Maybe someone more knowledgeable about engineering or space missions will find more to criticize, but to my senses everything about 'Stowaway' looks and sounds good. Yet the screenplay just feels too busy to truly work, in the course of events generally and in the small details that build it all up. Even at the most basic root idea - it's a rather large leap to suspend our disbelief that a mission could launch with another individual on board, without anyone's knowledge. Every mounting problem that the crew faces thereafter only further chips away at the artificial credulity that storytellers require of their audience.
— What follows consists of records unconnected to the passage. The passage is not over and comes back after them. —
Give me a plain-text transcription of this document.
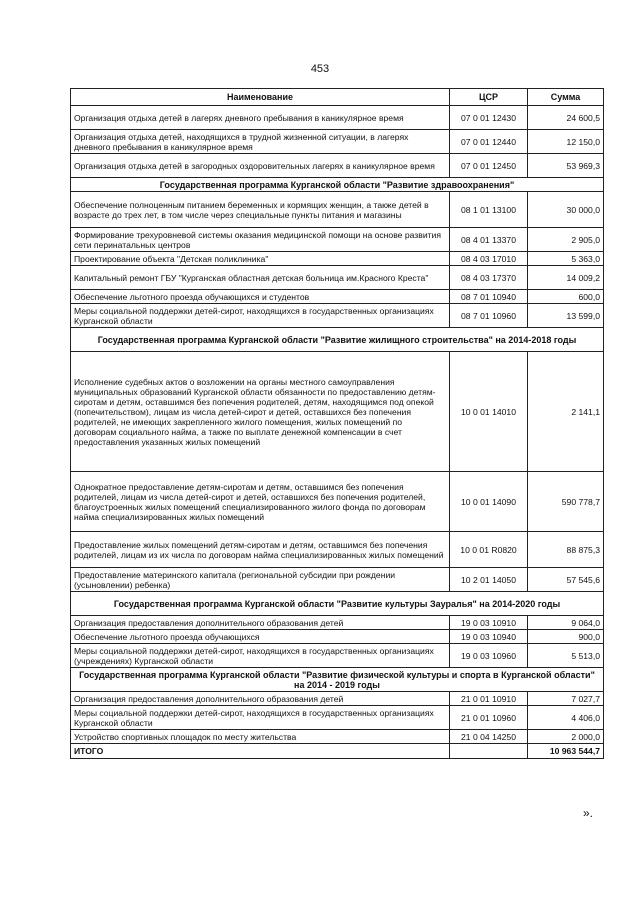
453
Наименование	ЦСР	Сумма
Организация отдыха детей в лагерях дневного пребывания в каникулярное время	07 0 01 12430	24 600,5
Организация отдыха детей, находящихся в трудной жизненной ситуации, в лагерях дневного пребывания в каникулярное время	07 0 01 12440	12 150,0
Организация отдыха детей в загородных оздоровительных лагерях в каникулярное время	07 0 01 12450	53 969,3
Государственная программа Курганской области "Развитие здравоохранения"		
Обеспечение полноценным питанием беременных и кормящих женщин, а также детей в возрасте до трех лет, в том числе через специальные пункты питания и магазины	08 1 01 13100	30 000,0
Формирование трехуровневой системы оказания медицинской помощи на основе развития сети перинатальных центров	08 4 01 13370	2 905,0
Проектирование объекта "Детская поликлиника"	08 4 03 17010	5 363,0
Капитальный ремонт ГБУ "Курганская областная детская больница им.Красного Креста"	08 4 03 17370	14 009,2
Обеспечение льготного проезда обучающихся и студентов	08 7 01 10940	600,0
Меры социальной поддержки детей-сирот, находящихся в государственных организациях Курганской области	08 7 01 10960	13 599,0
Государственная программа Курганской области "Развитие жилищного строительства" на 2014-2018 годы		
Исполнение судебных актов о возложении на органы местного самоуправления муниципальных образований Курганской области обязанности по предоставлению детям-сиротам и детям, оставшимся без попечения родителей, детям, находящимся под опекой (попечительством), лицам из числа детей-сирот и детей, оставшихся без попечения родителей, не имеющих закрепленного жилого помещения, жилых помещений по договорам социального найма, а также по выплате денежной компенсации в счет предоставления указанных жилых помещений	10 0 01 14010	2 141,1
Однократное предоставление детям-сиротам и детям, оставшимся без попечения родителей, лицам из числа детей-сирот и детей, оставшихся без попечения родителей, благоустроенных жилых помещений специализированного жилого фонда по договорам найма специализированных жилых помещений	10 0 01 14090	590 778,7
Предоставление жилых помещений детям-сиротам и детям, оставшимся без попечения родителей, лицам из их числа по договорам найма специализированных жилых помещений	10 0 01 R0820	88 875,3
Предоставление материнского капитала (региональной субсидии при рождении (усыновлении) ребенка)	10 2 01 14050	57 545,6
Государственная программа Курганской области "Развитие культуры Зауралья" на 2014-2020 годы		
Организация предоставления дополнительного образования детей	19 0 03 10910	9 064,0
Обеспечение льготного проезда обучающихся	19 0 03 10940	900,0
Меры социальной поддержки детей-сирот, находящихся в государственных организациях (учреждениях) Курганской области	19 0 03 10960	5 513,0
Государственная программа Курганской области "Развитие физической культуры и спорта в Курганской области" на 2014 - 2019 годы		
Организация предоставления дополнительного образования детей	21 0 01 10910	7 027,7
Меры социальной поддержки детей-сирот, находящихся в государственных организациях Курганской области	21 0 01 10960	4 406,0
Устройство спортивных площадок по месту жительства	21 0 04 14250	2 000,0
ИТОГО		10 963 544,7
».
Where 'Stowaway' could have been a relatively simple yet impactful tale of science fiction, instead it becomes a giant exploration of "Okay, but WHAT IF..." requiring one presupposition on top of another. As an exercise of our imagination it's more strenuous than it is invigorating.
It's not all bad. For all the accumulating urgency that raises my skepticism, the character drama is engrossing, and I enjoy everyone's performances. Increasingly far-fetched as the tale becomes, there are thrills nonetheless along the way, even despite a few lapses in writing and judgment that defy even the most rudimentary scientific knowledge. There are some eye-catching shots arranged here, too. Honestly, I wanted to like this more than I did.
The ending, for better and for worse, kind of summarizes all of 'Stowaway' in a nutshell by being quite a mixed bag. Even given so little to do in the final moments, I think the cast does well. I once more appreciate Bertelmann's score, emphasizing this last emotional beat of the film. And the very last shot, uncomplicated as it is, is the perfect note to close on. It's regrettable that this conclusion is marred by special effects to needlessly visualize something we wouldn't see in actuality, and by a voiceover that is 100% extraneous, and unwanted.
I have to say I'm a little disappointed. The initial concept is a bit dubious, but I'm willing to take my suspension of disbelief pretty far, and give allowances for a number of storytelling and film-making idiosyncrasies. I was looking forward to watching 'Stowaway,' and in the end I found it slightly wanting. It's worth watching, in my opinion, but temper your expectations.